[Vision2020] Better Match Investment Timelines (was: Otter Has Plan)
Donovan Arnold
donovanjarnold2005 at yahoo.com
Thu Feb 28 23:19:45 PST 2008
Ken,
What parts of Idaho are growing now? I think the building development is pretty much at a stand still. All over the country building projects are stuck in suspended animation. I do think you are on to something though, taxing all the wealthy Californians coming into the state and putting greater demands on our structure that it can handle.
Best Regards,
Donovan
Kenneth Marcy <kmmos1 at verizon.net> wrote:
On Thursday 28 February 2008 13:07, Craine Kit wrote:
> I agree with the Governor that we need to raise money to fix the
> roads. However, I think it should be done by charging for potential
> damage. That would be a combination of charging licence fees based on
> the weight of the vehicle, a surcharge on the purchase of studded
> tires, and a small increase in the gas tax.
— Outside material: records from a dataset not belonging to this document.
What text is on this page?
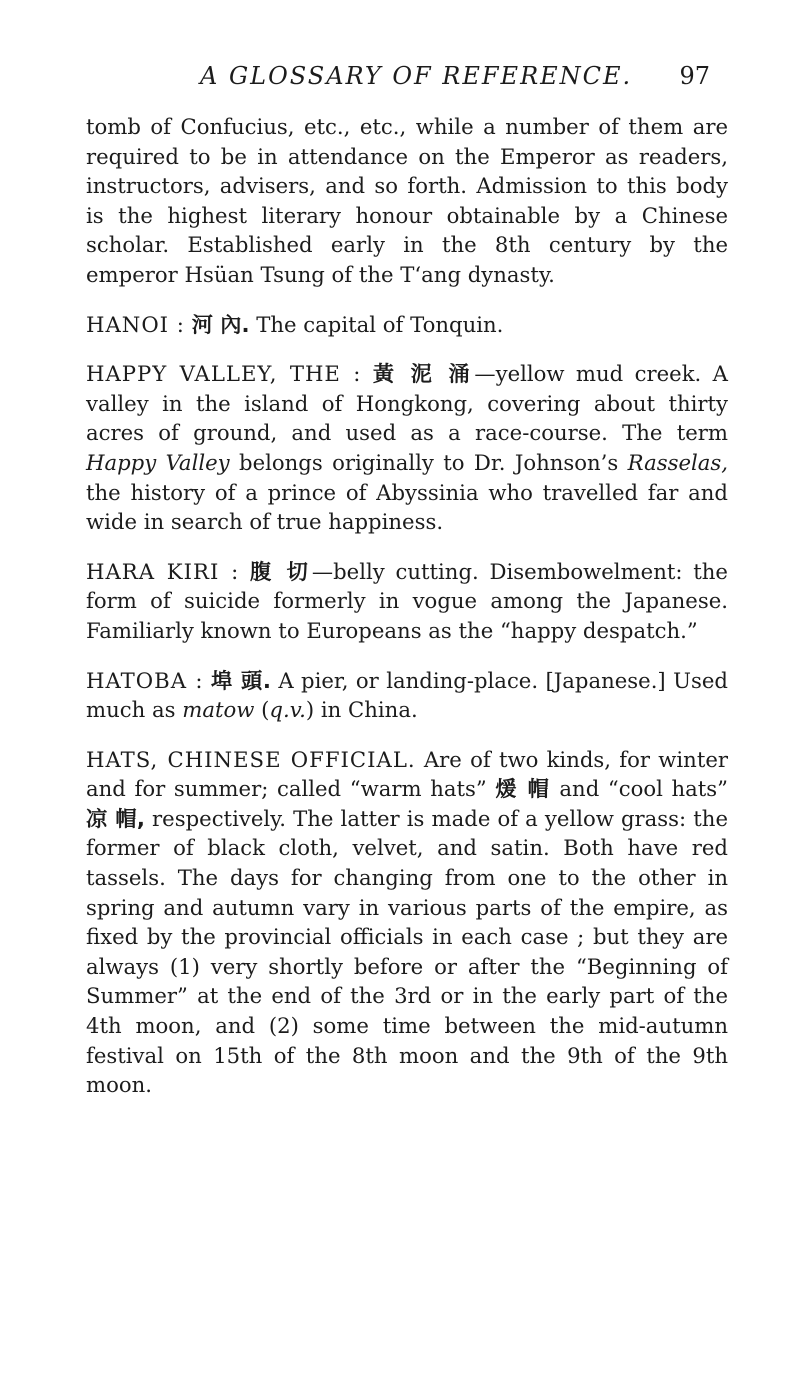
A GLOSSARY OF REFERENCE. 97

tomb of Confucius, etc., etc., while a number of them are required to be in attendance on the Emperor as readers, instructors, advisers, and so forth. Admission to this body is the highest literary honour obtainable by a Chinese scholar. Established early in the 8th century by the emperor Hsüan Tsung of the T‘ang dynasty.

HANOI : 河 內. The capital of Tonquin.

HAPPY VALLEY, THE : 黃 泥 涌—yellow mud creek. A valley in the island of Hongkong, covering about thirty acres of ground, and used as a race-course. The term Happy Valley belongs originally to Dr. Johnson’s Rasselas, the history of a prince of Abyssinia who travelled far and wide in search of true happiness.

HARA KIRI : 腹 切—belly cutting. Disembowelment: the form of suicide formerly in vogue among the Japanese. Familiarly known to Europeans as the “happy despatch.”

HATOBA : 埠 頭. A pier, or landing-place. [Japanese.] Used much as matow (q.v.) in China.

HATS, CHINESE OFFICIAL. Are of two kinds, for winter and for summer; called “warm hats” 煖 帽 and “cool hats” 凉 帽, respectively. The latter is made of a yellow grass: the former of black cloth, velvet, and satin. Both have red tassels. The days for changing from one to the other in spring and autumn vary in various parts of the empire, as fixed by the provincial officials in each case ; but they are always (1) very shortly before or after the “Beginning of Summer” at the end of the 3rd or in the early part of the 4th moon, and (2) some time between the mid-autumn festival on 15th of the 8th moon and the 9th of the 9th moon.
Yes, the State of Idaho needs more capital investment funds for
transportation infrastructure expansion, improvement, and repair. Missing
so far in the discussion of characteristics of funding sources acceptable
for such purposes is a better matching of the payments for the funding of
the capital and the timeline for the usage of the infrastructure built with
that capital. Thus far suggestions have been of a pay-as-you-incur-expense
nature for raising capital to build long-term infrastructure assets.
A more satisfactory matching of the timelines would come from capital raised
from expenditures for longer-term investments and then transferred as
capital for infrastructure investments. In other words, tax items at their
purchase that likely will be used for a longer time, perhaps the same
longer time that the infrastructure will be used. This helps to reduce the
short-term regressive characteristics of using expense taxation to pay for
capital construction.
What to tax? Well, how about building materials that will become parts of
homes and business structures that will presumably stand for extended
periods of time near the newer and repaired roads that service the land on
which those buildings sit?
This policy will have the salutary effect of asking some of Idaho's newer
residents, who presumably want to become long-term residents, to help pay
for roads and bridges and goat trail widening to which existing longer-term
residents have already enjoyed the pleasure of contributing. It will also
focus tax receipts from those areas of the state that are growing more
rapidly, and thus are more likely to need such infrastructure investments.